The Warri and Port Harcourt refineries, which had been neglected for years, are now back in operation under the management of the Nigerian National Petroleum Company Limited (NNPCL). Previously, the country’s fuel demand had been primarily met through imports. The proposed reduction in crude allocation to Dangote Refinery is designed to ensure a more balanced distribution of crude oil among the various local refineries, ultimately encouraging greater competition within Nigeria’s downstream sector.

The “naira-for-crude” initiative, which began last year, initially allocated 450,000 barrels per day to domestic refineries, with Dangote Refinery receiving 300,000 barrels during its six-month pilot phase. As the Warri and Port Harcourt refineries are now functioning, and with the addition of facilities like the Kaduna and BUA refineries expected to join the network soon, it is likely that Dangote Refinery will see a reduction in its crude oil allocation.

A source familiar with the matter revealed that the current allocation of 300,000 barrels per day to Dangote Refinery will need to be divided among all the refineries, given the rising demand.
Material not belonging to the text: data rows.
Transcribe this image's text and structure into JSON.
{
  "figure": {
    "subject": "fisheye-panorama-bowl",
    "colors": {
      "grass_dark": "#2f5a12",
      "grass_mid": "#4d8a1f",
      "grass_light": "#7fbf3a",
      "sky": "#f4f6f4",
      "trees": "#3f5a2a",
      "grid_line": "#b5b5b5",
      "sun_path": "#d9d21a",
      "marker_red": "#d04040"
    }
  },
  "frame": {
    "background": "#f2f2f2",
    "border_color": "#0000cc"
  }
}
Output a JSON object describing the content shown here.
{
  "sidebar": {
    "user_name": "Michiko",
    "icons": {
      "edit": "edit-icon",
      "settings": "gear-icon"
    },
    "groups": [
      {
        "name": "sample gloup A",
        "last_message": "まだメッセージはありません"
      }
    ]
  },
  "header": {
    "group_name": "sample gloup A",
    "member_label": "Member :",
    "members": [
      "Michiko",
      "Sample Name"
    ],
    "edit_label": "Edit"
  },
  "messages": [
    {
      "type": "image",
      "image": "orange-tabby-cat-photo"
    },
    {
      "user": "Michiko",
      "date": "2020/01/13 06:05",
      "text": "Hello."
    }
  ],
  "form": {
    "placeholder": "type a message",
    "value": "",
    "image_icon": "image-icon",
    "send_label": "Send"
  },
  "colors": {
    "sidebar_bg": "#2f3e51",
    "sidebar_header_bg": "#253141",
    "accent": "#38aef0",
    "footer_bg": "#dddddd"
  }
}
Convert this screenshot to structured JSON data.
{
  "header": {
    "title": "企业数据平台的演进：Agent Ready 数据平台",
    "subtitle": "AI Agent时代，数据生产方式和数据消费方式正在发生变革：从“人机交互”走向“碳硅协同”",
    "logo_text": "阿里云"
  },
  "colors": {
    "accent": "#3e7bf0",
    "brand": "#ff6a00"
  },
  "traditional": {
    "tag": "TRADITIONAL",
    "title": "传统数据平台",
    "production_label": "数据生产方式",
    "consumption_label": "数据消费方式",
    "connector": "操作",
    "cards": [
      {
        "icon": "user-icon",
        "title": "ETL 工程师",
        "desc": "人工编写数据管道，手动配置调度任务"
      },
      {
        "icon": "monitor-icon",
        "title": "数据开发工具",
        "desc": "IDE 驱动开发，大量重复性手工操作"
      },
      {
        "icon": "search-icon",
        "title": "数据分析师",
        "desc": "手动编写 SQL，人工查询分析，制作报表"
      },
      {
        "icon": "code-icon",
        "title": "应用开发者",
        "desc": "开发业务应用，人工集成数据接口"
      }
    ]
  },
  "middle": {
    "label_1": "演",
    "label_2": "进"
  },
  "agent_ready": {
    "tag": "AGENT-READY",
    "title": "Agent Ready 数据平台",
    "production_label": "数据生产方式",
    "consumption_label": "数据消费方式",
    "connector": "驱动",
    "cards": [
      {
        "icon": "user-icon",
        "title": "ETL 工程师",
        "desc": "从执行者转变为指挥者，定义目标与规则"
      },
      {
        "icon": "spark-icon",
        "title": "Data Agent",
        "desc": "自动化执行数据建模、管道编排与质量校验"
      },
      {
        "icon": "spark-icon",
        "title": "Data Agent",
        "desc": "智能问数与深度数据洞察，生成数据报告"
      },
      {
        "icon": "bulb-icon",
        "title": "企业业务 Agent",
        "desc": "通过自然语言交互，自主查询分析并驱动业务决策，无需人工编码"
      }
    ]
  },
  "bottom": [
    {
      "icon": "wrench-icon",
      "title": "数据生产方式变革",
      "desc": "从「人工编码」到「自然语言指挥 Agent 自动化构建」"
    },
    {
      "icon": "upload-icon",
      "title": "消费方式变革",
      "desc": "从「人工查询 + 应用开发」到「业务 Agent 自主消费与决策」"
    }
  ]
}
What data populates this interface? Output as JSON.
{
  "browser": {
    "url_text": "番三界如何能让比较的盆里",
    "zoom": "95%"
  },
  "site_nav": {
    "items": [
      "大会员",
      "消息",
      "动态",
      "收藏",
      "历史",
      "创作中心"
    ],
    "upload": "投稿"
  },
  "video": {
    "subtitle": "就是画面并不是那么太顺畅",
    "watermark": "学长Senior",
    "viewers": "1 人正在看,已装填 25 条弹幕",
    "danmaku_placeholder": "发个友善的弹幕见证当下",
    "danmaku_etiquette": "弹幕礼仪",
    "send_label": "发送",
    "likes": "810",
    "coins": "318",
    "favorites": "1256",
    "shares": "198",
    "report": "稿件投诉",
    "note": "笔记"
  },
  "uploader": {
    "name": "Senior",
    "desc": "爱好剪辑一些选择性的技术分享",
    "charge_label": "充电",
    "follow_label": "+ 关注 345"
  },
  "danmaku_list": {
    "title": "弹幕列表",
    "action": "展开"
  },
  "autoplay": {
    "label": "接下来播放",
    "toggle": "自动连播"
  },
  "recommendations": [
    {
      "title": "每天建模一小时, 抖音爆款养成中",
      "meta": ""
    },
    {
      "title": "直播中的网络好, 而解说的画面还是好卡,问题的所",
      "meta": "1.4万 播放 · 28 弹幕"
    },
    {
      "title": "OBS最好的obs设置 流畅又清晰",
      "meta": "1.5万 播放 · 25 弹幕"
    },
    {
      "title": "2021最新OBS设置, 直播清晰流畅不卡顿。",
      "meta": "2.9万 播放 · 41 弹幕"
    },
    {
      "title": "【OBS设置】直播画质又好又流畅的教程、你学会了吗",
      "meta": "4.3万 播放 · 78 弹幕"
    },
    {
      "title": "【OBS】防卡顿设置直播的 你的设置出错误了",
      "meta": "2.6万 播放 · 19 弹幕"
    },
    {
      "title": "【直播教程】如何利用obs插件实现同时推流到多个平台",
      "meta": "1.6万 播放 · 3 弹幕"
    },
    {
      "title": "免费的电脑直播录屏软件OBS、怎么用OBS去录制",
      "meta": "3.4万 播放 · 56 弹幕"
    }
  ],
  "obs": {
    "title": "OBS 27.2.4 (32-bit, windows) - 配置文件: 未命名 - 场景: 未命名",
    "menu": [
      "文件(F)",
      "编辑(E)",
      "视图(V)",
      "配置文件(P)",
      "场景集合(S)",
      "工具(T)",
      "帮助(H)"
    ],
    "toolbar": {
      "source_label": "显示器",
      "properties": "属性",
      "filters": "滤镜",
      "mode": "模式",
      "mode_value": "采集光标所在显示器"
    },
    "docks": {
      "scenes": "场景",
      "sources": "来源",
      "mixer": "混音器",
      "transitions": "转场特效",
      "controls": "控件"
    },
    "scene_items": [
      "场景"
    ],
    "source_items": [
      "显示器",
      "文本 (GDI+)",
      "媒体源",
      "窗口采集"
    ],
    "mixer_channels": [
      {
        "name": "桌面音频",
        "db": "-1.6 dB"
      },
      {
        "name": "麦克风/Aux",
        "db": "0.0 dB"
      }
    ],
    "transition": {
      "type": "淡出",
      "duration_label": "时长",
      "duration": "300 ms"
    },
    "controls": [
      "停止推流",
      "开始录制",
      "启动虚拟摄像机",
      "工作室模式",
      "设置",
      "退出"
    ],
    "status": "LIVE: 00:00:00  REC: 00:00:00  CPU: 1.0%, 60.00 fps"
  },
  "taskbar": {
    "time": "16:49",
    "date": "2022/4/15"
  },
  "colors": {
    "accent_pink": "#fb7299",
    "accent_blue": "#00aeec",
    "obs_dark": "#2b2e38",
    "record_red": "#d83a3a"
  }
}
The source stressed that an increase in Nigeria’s crude oil production is the only sustainable solution to meet this growing demand.

The “naira-for-crude” initiative was launched to help mitigate foreign exchange fluctuations and bring down the cost of petrol. According to the Crude Oil Refinery Owners Association of Nigeria (CORAN), the program has contributed to lowering fuel prices, with further reductions expected as the country’s refining capacity grows. CORAN has also called for an increase in crude oil production to meet the rising demand for locally refined products.

Additionally, the NNPCL has stopped selling crude oil to local refineries on credit, opting for upfront payment to help boost government revenue. This change in policy has faced criticism from some refiners, who argue that it could put additional strain on their operations. In the case of Dangote Refinery, which has an optimal refining capacity of 650,000 barrels per day, a reduction in local crude supply may force the refinery to seek crude imports at international market prices.

The Nigerian Upstream Petroleum Regulatory Commission (NUPRC) estimates that local refineries, including Dangote, Warri, and Port Harcourt, will require over 123 million barrels of crude oil between January and June 2025. To meet this demand, the government aims to ramp up daily crude production to over 2 million barrels through initiatives such as Project 1 Million Barrels.

This drive to enhance domestic refining capacity is aligned with Nigeria’s broader strategy of reducing its dependence on imported petroleum products and achieving self-sufficiency in fuel production. The first half of 2025 is expected to see increased collaboration between upstream oil producers and local refineries, marking a significant step toward building a more sustainable petroleum industry in Nigeria.